Current Generation Hardware Speculation with a Technical Spin [post GDC 2020] [XBSX, PS5]

iroboto · Mar 18, 2020

ToTTenTranz said:
AFAIK ROP count is the same (64) on both consoles. SeriesX's runs at 1.83GHz, PS5's runs at 2.23GHz.

But bandwidth will be the bottleneck here in which PS5 has less. So raster performance will likely go to XSX in this case as it has more.

MrFox · Mar 18, 2020

Scott_Arm said:
Is it really fast enough to do that though? You're looking at around 352 MB/frame at 60Hz.

Edit: And that's assuming that all of the data you need is stored with the absolute maximum compression ration. And that's a full 16ms read, so it requires at least one frame of buffering just to hide the read.

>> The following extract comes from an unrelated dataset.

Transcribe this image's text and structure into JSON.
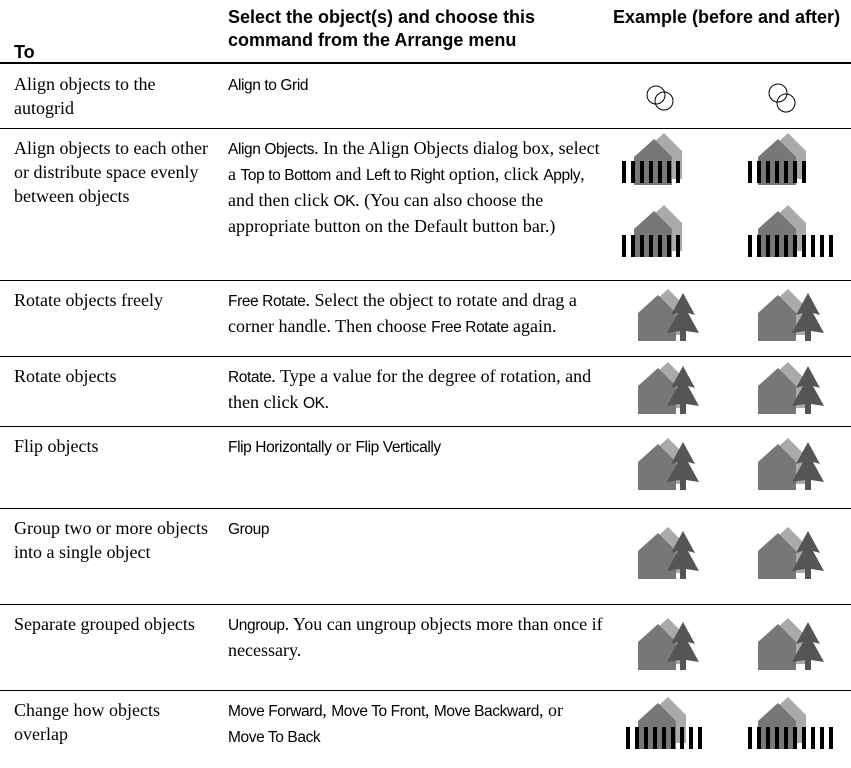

It's more about the absolute speed at which a player can turn around. So it would load a fraction every frame while turning. The maximum bandwidth case is a full 180 at the max turning speed. If you turning around takes a quarter of a second, the frame rate doesn't matter, you can load 1.3GB raw, to 5.5GB in memory at full compression within a 1/4 sec. Kraken have lossy modes for images for 4:1? I wasn't familiar with that format until today...

Scott_Arm · Mar 18, 2020

almighty15 said:
Cerny did say in the presentation that if it takes a player 0.5 second to spin the camera behind them that's enough time to load in ~4Gb worth of textures from the SSD, if that's true it's insane........developers won't have to have corridors, use other tricks or level designs to hide streaming any more.....it'll give so much more freedom.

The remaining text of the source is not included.